Mystic Martin's Predictions for 2022


After a rollercoaster 2021, which started with a national lockdown and then saw a boom in both construction and the demand for development finance, Britain’s real estate market shouldn’t expect a quiet 2022. Here Atelier’s Director of Origination Martin Gilsenan lays out his predictions for the New Year.

The only way is up (for interest rates): After several delays, the Bank of England finally pressed the button on an interest rate rise just before Christmas. While December’s change to the base rate was the first increase seen since 2018, it's certain to not be the last. With consumer inflation now predicted to hit 6% - three times higher than the Bank’s target - by early 2022, the ratesetters surely won’t stop there. City forecasters expect interest rates to rise by at least 1% over the coming year. For developers looking for certainty of cost, the case for borrowing at a fixed interest rate is now overwhelming. Those who choose a variable rate loan risk being hostages to fortune, as increasing borrowing costs eat into their bottom line even as they draw down funds.

Property price growth will soften: We saw extraordinary upward pressure on house prices in 2021, fuelled by ultra-low mortgage rates, the prolonged Stamp Duty holiday and buyers’ desire for greater space. With the Chancellor’s tax incentive now gone, the pandemic’s resurgence has led transaction levels to slow in recent weeks - though the chronic imbalance in supply and demand means average prices are still up by double digit percentages compared to this time last year. Yet the spectre of further lockdowns and the flood of new listings typically seen at the start of the New Year should cool the pace of price growth in coming months.

The development sector will continue to experience strong growth: Most developers have a healthy pipeline and sentiment is upbeat. Notwithstanding the challenges above, 2022 should see further strong growth, helped in part by the new Affordable Homes Programme and continuing investment in Build to Rent (BtR) schemes. Demand for bigger homes with more outdoor space remains robust, even though transaction levels have dipped following the end of the Stamp Duty holiday. Looking ahead, a successful roll-out of the Government’s booster jab programme will be crucial to underpin what has thus far been a broad-based economic recovery.

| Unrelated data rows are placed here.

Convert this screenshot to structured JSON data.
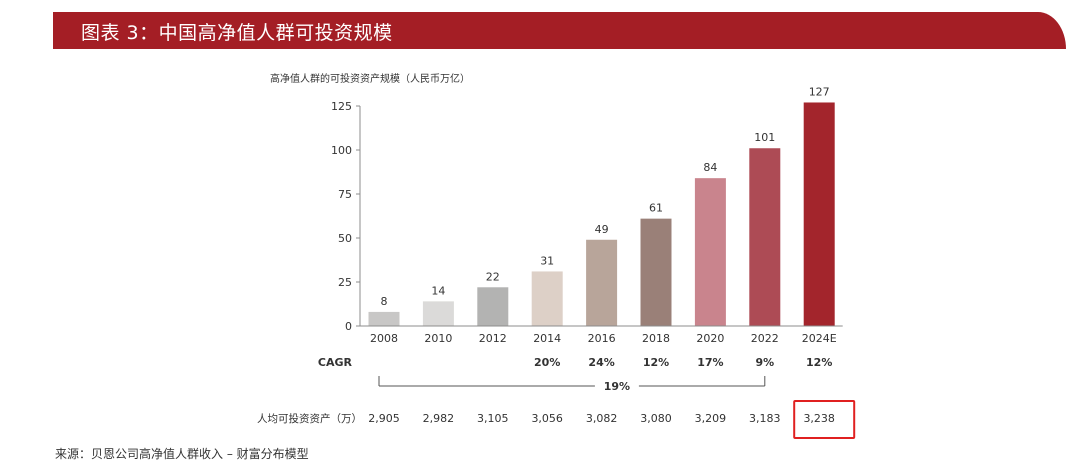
{
  "header": {
    "title": "图表 3：中国高净值人群可投资规模"
  },
  "chart_data": {
    "type": "bar",
    "title": "高净值人群的可投资资产规模（人民币万亿）",
    "categories": [
      "2008",
      "2010",
      "2012",
      "2014",
      "2016",
      "2018",
      "2020",
      "2022",
      "2024E"
    ],
    "values": [
      8,
      14,
      22,
      31,
      49,
      61,
      84,
      101,
      127
    ],
    "data_labels": [
      "8",
      "14",
      "22",
      "31",
      "49",
      "61",
      "84",
      "101",
      "127"
    ],
    "ylim": [
      0,
      125
    ],
    "yticks": [
      "0",
      "25",
      "50",
      "75",
      "100",
      "125"
    ],
    "ytick_values": [
      0,
      25,
      50,
      75,
      100,
      125
    ],
    "grid": false,
    "bar_colors": [
      "#c8c7c6",
      "#dbdad9",
      "#b3b3b2",
      "#ddd0c7",
      "#b8a59a",
      "#9a8078",
      "#c9848d",
      "#ad4b55",
      "#a3252c"
    ],
    "cagr": {
      "label": "CAGR",
      "values": [
        "",
        "",
        "",
        "20%",
        "24%",
        "12%",
        "17%",
        "9%",
        "12%"
      ],
      "overall": "19%"
    },
    "per_capita": {
      "label": "人均可投资资产（万）",
      "values": [
        "2,905",
        "2,982",
        "3,105",
        "3,056",
        "3,082",
        "3,080",
        "3,209",
        "3,183",
        "3,238"
      ],
      "highlight_color": "#e02020"
    }
  },
  "footer": {
    "source": "来源：贝恩公司高净值人群收入 – 财富分布模型"
  }
}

New capital will continue to flow into the market: Capital will continue to pour into the development finance sector, and this will keep loan pricing down as lenders with rigid funding lines compete for volumes. Many financial institutions became highly risk averse during the early stages of the pandemic, opting to build up large cash reserves instead. Their risk appetite has since roared back as the UK successfully rolled out its Covid-19 vaccination programme. Despite short-term concerns about the Omicron variant, many global financial institutions still have vast sums of capital to deploy and view the UK as an attractive place in which to do so.

Developers who go green will increasingly be rewarded with the best interest rates: Atelier’s Carbonlite Challenge might be a pilot programme, but it’s also a trailblazer that other lenders are sure to follow. Developed with support from the Royal Institute of British Architects (RIBA), Carbonlite throws down a gauntlet to developers – the more sustainable your project, the cheaper your finance. It uses the power of global capital to drive down the cost of building sustainably, rewarding green developers with rebates that bring the net annual cost of their borrowing down as low as 4.99%. Other lenders are scrambling to follow suit.

There will be fewer development sites available: The availability of land is likely to remain low in the markets where demand is highest. A toxic combination of landowners holding out for unrealistic values for development sites, and rising construction and finance costs in the face of slowing property price growth, will make some developments economically unviable. Planning permission remains problematic, and the Government’s recent U-turn on its efforts to streamline things hasn’t helped matters.

Residual values will come under pressure: Increased finance costs and spiralling construction costs will no longer be neutralised by relentlessly rising GDVs. Something must give, and it will likely be residual values. As profit margins are squeezed, cost assumptions and project fundamentals will be under the microscope like never before.

The music will stop on ‘pass the parcel’ bridging loans: Rising interest rates, spiralling construction costs and more lenders stretching to 85% LTV bridging loans will leave some borrowers unable to exit. Defaults, LPA and loss of C&I will follow.

Queens Park Rangers will win promotion back to the Premier League: QPR last won the Championship play-off final in 2014. The residential property market was booming back then as well, and with the current season off to a solid start, the omens for 2022 are good.